“Don’t panic” or “we’re all doomed”? What do the latest apprenticeship figure tell us?

25 January 2018

“Don’t panic” or “we’re all doomed”? What do the latest apprenticeship figure tell us?

New data shows the number of Apprenticeships fell 26% compared to the same time last year. This followed a 59% fall in the previous quarter, the first period covered by the Apprenticeship Levy, which followed a spike during the last quarter of the pre-Levy system.

So, now we have six months of data for the new system, what does this all mean for the Government’s target of three million Apprenticeships by 2020, and the apprenticeship programme more generally? In Dad’s Army style, here’s my take on both.

We’re all doomed

One reading could be that employers have looked at the apprenticeship system and don’t like what they see. Resolution Foundation analysis suggests around two thirds of Levy payers have registered on the governments digital portal, and new registrations have levelled off. Perhaps the remainder will simply treat the Levy as a tax and write it off?

At the same time, the combination of new funding rules and disruptions to the provider market resulting from troubled procurements may have put off employers, including those not paying the Levy. For example, smaller employers now need to contribute 10% of the cost of an apprenticeship – for some the first time they have had to pay (in addition to an apprentice’s wages). Will they (re)engage or is it once bitten, twice shy?

All of this means we’re now quite far off track from a straight line path to the Government’s target of three million apprenticeship starts by 2020. To catch this up there would need to be an acceleration in apprenticeship numbers to levels not seen in modern times. Is this plausible?

Finally, there’s what those employers engaging with the system are doing with their Levy funding. The data shows a sharp rise (from a low base) of Higher Apprenticeships, and declines in Level 2 and 3 Apprenticeships, as well as falls in the numbers of young people taking Apprenticeships. This was both predictable and predicted, including by Learning and Work Institute. This could lead to the same amount of Levy funding buying fewer Apprenticeships (as the rates for higher Apprenticeships are generally higher), risking the three million target further, as well as limiting opportunities for progression and social mobility.

Don’t panic

On the other hand, it was both predictable and predicted that it would take employers time to engage with and understand the new system.

The smaller fall this quarter compared to last may reflect the beginnings of increased engagement. This could take us back to pre-reform apprenticeship levels, but perhaps of higher quality because they are employer led? Perhaps there could even be a spike as we get towards mid 2019 and employers’ Levy contributions are about to expire (after two years unused they go to the Treasury).

Similarly, if apprenticeship training is of good quality, surely smaller firms will pay 10% of the cost once they get used to this requirement – it will pay back many times over (though they may need convincing of this).

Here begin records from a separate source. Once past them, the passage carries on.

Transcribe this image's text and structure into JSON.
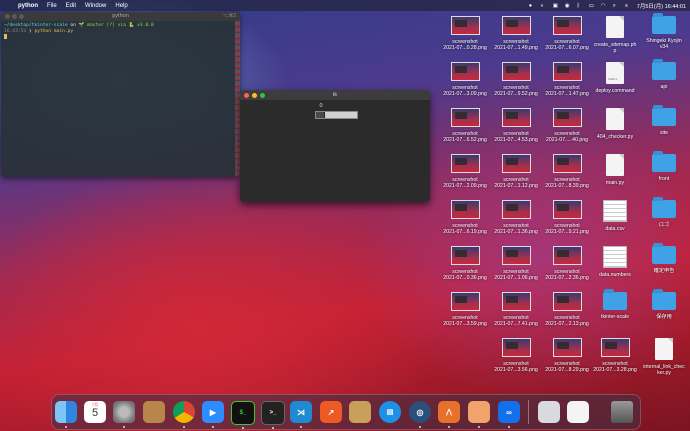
{
  "menubar": {
    "apple": "",
    "app": "python",
    "items": [
      "File",
      "Edit",
      "Window",
      "Help"
    ],
    "clock": "7月5日(月) 16:44:01"
  },
  "terminal": {
    "title": "python",
    "shortcut": "⌥⌘2",
    "lines": {
      "path": "~/desktop/tkinter-scale",
      "on": " on ",
      "branch": "🌱 master [?] via 🐍 v3.8.0",
      "time": "16:43:53",
      "prompt": " ❯ python main.py"
    }
  },
  "tk_window": {
    "title": "tk",
    "scale_value": "0"
  },
  "desktop_icons": {
    "col1": [
      "screenshot\n2021-07...0.28.png",
      "screenshot\n2021-07...3.09.png",
      "screenshot\n2021-07...6.52.png",
      "screenshot\n2021-07...2.09.png",
      "screenshot\n2021-07...6.19.png",
      "screenshot\n2021-07...0.36.png",
      "screenshot\n2021-07...3.59.png"
    ],
    "col2": [
      "screenshot\n2021-07...1.49.png",
      "screenshot\n2021-07...9.52.png",
      "screenshot\n2021-07...4.53.png",
      "screenshot\n2021-07...1.12.png",
      "screenshot\n2021-07...1.36.png",
      "screenshot\n2021-07...1.06.png",
      "screenshot\n2021-07...7.41.png",
      "screenshot\n2021-07...3.56.png"
    ],
    "col3": [
      "screenshot\n2021-07...6.07.png",
      "screenshot\n2021-07...1.47.png",
      "screenshot\n2021-07.....40.png",
      "screenshot\n2021-07...8.39.png",
      "screenshot\n2021-07...9.21.png",
      "screenshot\n2021-07...2.36.png",
      "screenshot\n2021-07...2.13.png",
      "screenshot\n2021-07...8.29.png"
    ],
    "col4": [
      {
        "label": "create_sitemap.ph\np",
        "kind": "doc",
        "tag": ""
      },
      {
        "label": "deploy.command",
        "kind": "doc",
        "tag": "SHELL"
      },
      {
        "label": "404_checker.py",
        "kind": "doc",
        "tag": ""
      },
      {
        "label": "main.py",
        "kind": "doc",
        "tag": ""
      },
      {
        "label": "data.csv",
        "kind": "sheet",
        "tag": ""
      },
      {
        "label": "data.numbers",
        "kind": "sheet",
        "tag": ""
      },
      {
        "label": "tkinter-scale",
        "kind": "folder",
        "tag": ""
      },
      {
        "label": "screenshot\n2021-07...3.28.png",
        "kind": "thumb",
        "tag": ""
      }
    ],
    "col5": [
      {
        "label": "Shingeki Kyojin\nv34",
        "kind": "folder"
      },
      {
        "label": "api",
        "kind": "folder"
      },
      {
        "label": "site",
        "kind": "folder"
      },
      {
        "label": "front",
        "kind": "folder"
      },
      {
        "label": "ロゴ",
        "kind": "folder"
      },
      {
        "label": "確定申告",
        "kind": "folder"
      },
      {
        "label": "保存用",
        "kind": "folder"
      },
      {
        "label": "internal_link_chec\nker.py",
        "kind": "doc"
      }
    ]
  },
  "dock": {
    "calendar_month": "7月",
    "calendar_day": "5",
    "apps": [
      "finder",
      "calendar",
      "system-preferences",
      "contacts",
      "chrome",
      "zoom",
      "iterm",
      "terminal",
      "vscode",
      "activity",
      "archive",
      "docker",
      "finder-search",
      "stack",
      "keynote",
      "infinity"
    ]
  }
}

That could get the Government back on track for its three million target (and just in time for Brexit, allowing the government to argue employers have stepped up to the plate in meeting future skills needs).

At the same time, it is well known that poor leadership and management is a key part of the UKs productivity shortfall compared to other countries. So growth in Higher Apprenticeships would be a good thing if it represented an increased volume and higher quality training in those skills (it’s too early to tell that yet).

Ultimately the government needs to make sure there’s sufficient funding and incentives to also increase training at lower qualification levels and end the historic inequality that most training goes to those that already had the most – there needn’t be a trade off if the funding is provided, we need to improve skills at all levels.

Time to abandon the three million target?

Ultimately, we should not be blasé about the latest figures, nor should we throw the baby out with the bath water.

I have an old fashioned view that Governments should generally stick to their manifesto pledges (though the Conservative manifesto referred to three million Apprenticeships for young people…). So I’m loathe to suggest abandoning it.

However, I think it should have equal prominence alongside measures of quality and reach, such as the proportion of young people taking an apprenticeship and the pay and job outcomes for those that complete one. The three million target gets all the airtime because it’s easy to measure, whereas quality and access are more challenging. Picking a small number of quality measures (such as the proportion of apprentices still in work a year after their apprenticeship and their earnings) and publishing these alongside starts figures might help with that. And in the future let’s have quality and reach figures, rather than starts targets.

Linked to this, the government needs to do far more on quality and access, rather than just stating that they are important. We’ve published proposals including an annual quality and access audit, an Apprentice Premium, and a two tick process so the Institute for Apprenticeships only signs off new standards when the employers in that sector have agreed them and they’ve been benchmarked against the best in the world. There’s lots of other ideas out there too, but we need political and policy maker engagement with them.

Apprenticeships are a great way to combine earning and learning. Their expansion is to be hugely welcomed as, in my view, is the introduction of the Apprenticeship Levy. The government needs to have the courage to admit that further reforms are needed to make the system work for people and employers – this would be a sign of strength not weakness.

Otherwise we risk missing both the target and the point.